Wilbur Wants to Kill Himself

Danish filmmaker Lone Scherfig scored with her last picture, “Italian for Beginners,” which depicted some hapless types fumbling their way through lives that were humorous but tinged with sadness. Her new film, “Wilbur Wants to Kill Himself,” attempts many of the same ideas, but is less successful at it.

It is set in Glasgow, where the North family owns a used-book shop. The father having died recently, oldest son Harbour (Adrian Rawlins) now runs it, while simultaneously trying to watch over his brother, Wilbur (Jamie Sives), who, as you may have heard, wants to kill himself.

Wilbur makes half-hearted attempts at suicide every now and then, always winding up with a bitter group of fellow suicidals who comprise a rather non-supportive support group at the hospital. It is on the advice of group leader Moira (Julia Davis) that Wilbur moves in with his brother, upstairs of the bookshop.

Meanwhile, there is a janitor at the hospital named Alice (Shirley Henderson), a single mom with a young daughter. Alice keeps any discarded books she can find around the hospital and sells them at the brothers’ store occasionally, hence becoming familiar with Harbour and Wilbur both, more so when she interrupts one of Wilbur’s attempts (a hanging, this time). She and Harbour get married, only to discover Harbour has health problems too, more physical than mental.

Scherfig (who co-wrote the screenplay with Anders Thomas Jensen) is onto something here. The film has the elements of either a weeping tragedy or a dark comedy, yet somehow finds a middle route that makes it neither. The film is matter-of-fact about most things, except when the facts would be unbearably sad, in which case Scherfig lightens them.
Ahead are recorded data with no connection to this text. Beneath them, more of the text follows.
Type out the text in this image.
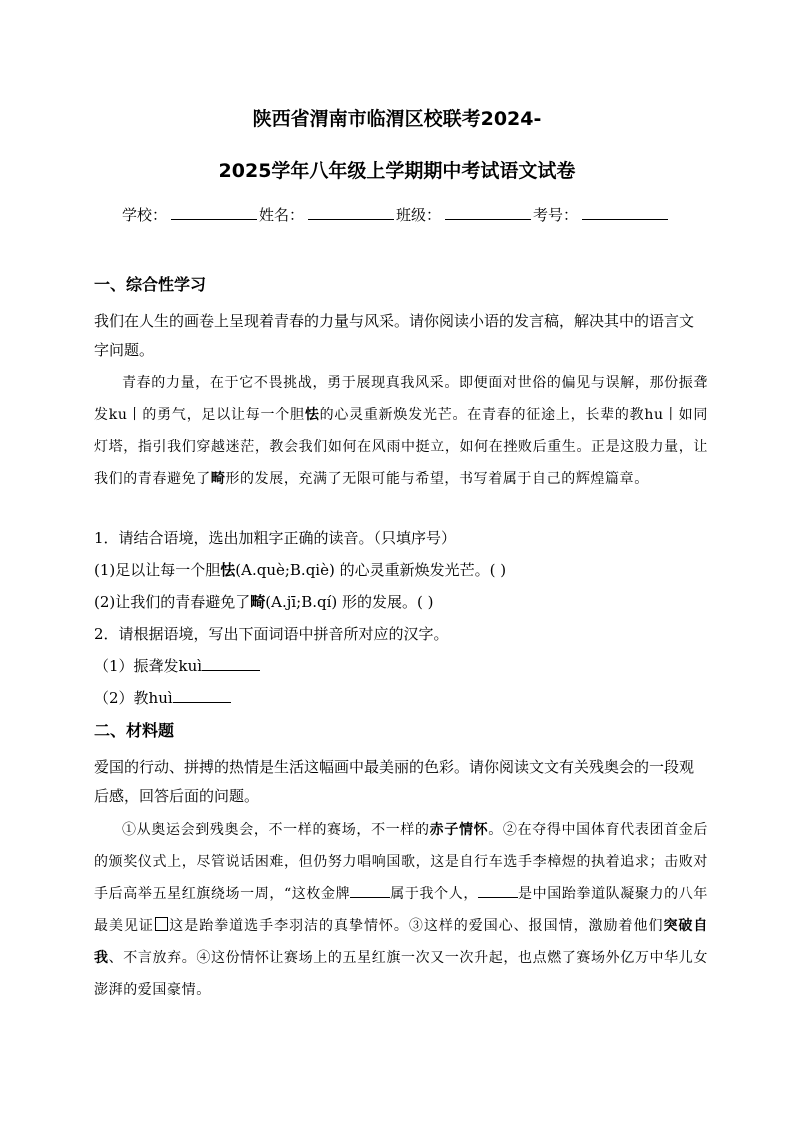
陕西省渭南市临渭区校联考2024-
2025学年八年级上学期期中考试语文试卷
学校：	姓名：	班级：	考号：
一、综合性学习
我们在人生的画卷上呈现着青春的力量与风采。请你阅读小语的发言稿，解决其中的语言文字问题。
青春的力量，在于它不畏挑战，勇于展现真我风采。即便面对世俗的偏见与误解，那份振聋发ku丨的勇气，足以让每一个胆怯的心灵重新焕发光芒。在青春的征途上，长辈的教hu丨如同灯塔，指引我们穿越迷茫，教会我们如何在风雨中挺立，如何在挫败后重生。正是这股力量，让我们的青春避免了畸形的发展，充满了无限可能与希望，书写着属于自己的辉煌篇章。
1．请结合语境，选出加粗字正确的读音。（只填序号）
(1)足以让每一个胆怯(A.què;B.qiè) 的心灵重新焕发光芒。( )
(2)让我们的青春避免了畸(A.jī;B.qí) 形的发展。( )
2．请根据语境，写出下面词语中拼音所对应的汉字。
（1）振聋发kuì
（2）教huì
二、材料题
爱国的行动、拼搏的热情是生活这幅画中最美丽的色彩。请你阅读文文有关残奥会的一段观后感，回答后面的问题。
①从奥运会到残奥会，不一样的赛场，不一样的赤子情怀。②在夺得中国体育代表团首金后的颁奖仪式上，尽管说话困难，但仍努力唱响国歌，这是自行车选手李樟煜的执着追求；击败对手后高举五星红旗绕场一周，“这枚金牌	属于我个人，	是中国跆拳道队凝聚力的八年最美见证 这是跆拳道选手李羽洁的真挚情怀。③这样的爱国心、报国情，激励着他们突破自我、不言放弃。④这份情怀让赛场上的五星红旗一次又一次升起，也点燃了赛场外亿万中华儿女澎湃的爱国豪情。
It is an interesting approach to this subject matter, and I find the story involving enough, but it doesn’t really go anywhere. Wilbur’s slow ascent out of depression isn’t given the weight it would need to make the film a character study, and the peripheral elements — various supporting characters who fall in and out of love, mostly — contribute only a flavor, not a full-blown entree. It’s certain parts of the film that I enjoy — all three lead performances, for example, and some of the snarky dialogue employed by perpetually grumpy Wilbur — rather than the film as a whole.

B- (1 hr., 44 min.; R, some harsh profanity, a little nudity.)